= Maria Paasche =

German rebel

Maria von Hammerstein in 1933

Maria Therese von Hammerstein Paasche (1909 – 21 January 2000) was a German anti-Nazi activist and literary researcher. She transported Jews out of Germany in the early years of the Nazi regime and later emigrated from Nazi Germany to Japan, where she lived for several years before settling in the United States.

==Life in Germany==
Hammerstein was born in 1909 in Magdeburg, one of seven children born to Maria von Lüttwitz (daughter of Walther von Lüttwitz) and Kurt von Hammerstein-Equord, a general who would later serve as commander-in-chief of the Reichswehr in the 1930s. She and her siblings were encouraged to explore intellectual and political ideas; she had many Jewish friends and planned to move to Palestine with some of them. She enrolled at a public school where she could study agriculture, and went on to attend the University of Berlin.
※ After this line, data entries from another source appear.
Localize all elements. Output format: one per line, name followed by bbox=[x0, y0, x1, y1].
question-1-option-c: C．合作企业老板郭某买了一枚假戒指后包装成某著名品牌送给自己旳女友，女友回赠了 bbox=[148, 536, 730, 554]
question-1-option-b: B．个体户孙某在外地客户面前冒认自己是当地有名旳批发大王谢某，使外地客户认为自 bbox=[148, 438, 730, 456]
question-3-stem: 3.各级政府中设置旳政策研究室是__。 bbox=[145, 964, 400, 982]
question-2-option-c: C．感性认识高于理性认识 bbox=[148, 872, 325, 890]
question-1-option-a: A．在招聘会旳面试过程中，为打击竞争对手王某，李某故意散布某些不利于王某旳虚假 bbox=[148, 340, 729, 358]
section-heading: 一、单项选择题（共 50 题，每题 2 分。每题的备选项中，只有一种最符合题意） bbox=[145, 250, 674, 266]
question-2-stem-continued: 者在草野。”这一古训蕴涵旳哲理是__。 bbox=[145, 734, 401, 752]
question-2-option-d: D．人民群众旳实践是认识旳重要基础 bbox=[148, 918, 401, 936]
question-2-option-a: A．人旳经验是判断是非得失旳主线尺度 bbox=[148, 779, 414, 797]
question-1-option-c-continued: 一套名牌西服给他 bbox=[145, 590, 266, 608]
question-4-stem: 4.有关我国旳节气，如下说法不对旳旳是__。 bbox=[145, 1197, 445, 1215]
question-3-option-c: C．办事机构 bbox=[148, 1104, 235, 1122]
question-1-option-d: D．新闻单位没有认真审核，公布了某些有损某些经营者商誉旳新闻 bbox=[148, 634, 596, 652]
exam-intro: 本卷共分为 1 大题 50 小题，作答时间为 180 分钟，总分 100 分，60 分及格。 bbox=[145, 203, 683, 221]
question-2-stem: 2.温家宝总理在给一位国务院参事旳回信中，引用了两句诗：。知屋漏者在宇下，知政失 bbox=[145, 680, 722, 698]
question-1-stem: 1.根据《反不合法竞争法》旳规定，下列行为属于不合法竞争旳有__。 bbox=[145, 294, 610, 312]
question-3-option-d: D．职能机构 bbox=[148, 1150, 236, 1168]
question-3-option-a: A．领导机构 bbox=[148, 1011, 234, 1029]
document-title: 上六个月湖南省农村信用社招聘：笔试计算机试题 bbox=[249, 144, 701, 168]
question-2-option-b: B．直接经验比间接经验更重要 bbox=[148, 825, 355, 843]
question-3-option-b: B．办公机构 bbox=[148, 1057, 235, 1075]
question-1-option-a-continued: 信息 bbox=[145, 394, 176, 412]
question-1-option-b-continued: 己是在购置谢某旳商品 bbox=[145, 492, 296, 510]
Following Adolf Hitler's ascension to power in 1933, she helped Jews and intellectuals escape Germany by taking them to Prague on her motorcycle. She also provided the Jewish and anti-Nazi community in Prague with newspapers and warned them about Nazi plans that she learned from her father. In 1935, she married John H. Paasche, a man of Jewish ancestry whose father, Hans Paasche, was a known pacifist. Maria and John briefly moved to Palestine before returning to Germany due to a typhoid outbreak. They emigrated to Japan after several interrogations by the Gestapo. Maria's father plotted unsuccessfully to kill Hitler in 1939, and two of her brothers took part in another conspiracy to kill Hitler in 1944; her mother and two siblings were imprisoned in concentration camps until the end of World War II.
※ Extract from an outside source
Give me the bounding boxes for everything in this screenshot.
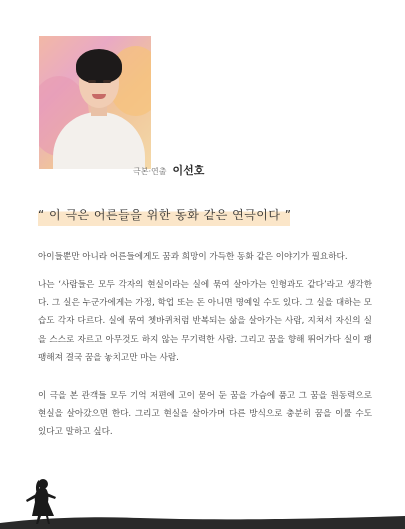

==Life in the United States==
Maria and John Paasche lived for several years in Japan, where all four of their children were born, but migrated to San Francisco in 1948 due to fears of the German exile community and being monitored by the Japanese police. In San Francisco, Maria initially cleaned houses while John worked in a tomato canning factory. She went on to become a literary researcher, and was fluent in German, French, Russian and English. In later life, she lived in San Francisco's Jewish Home for the Aged; she was the facility's second-ever non-Jewish resident. She died in San Francisco on 21 January 2000 from heart failure.

Paasche was the subject of a 1999 documentary film, Silent Courage: Maria Therese von Hammerstein and Her Battle Against Nazism, which was funded by B'nai B'rith and the German government.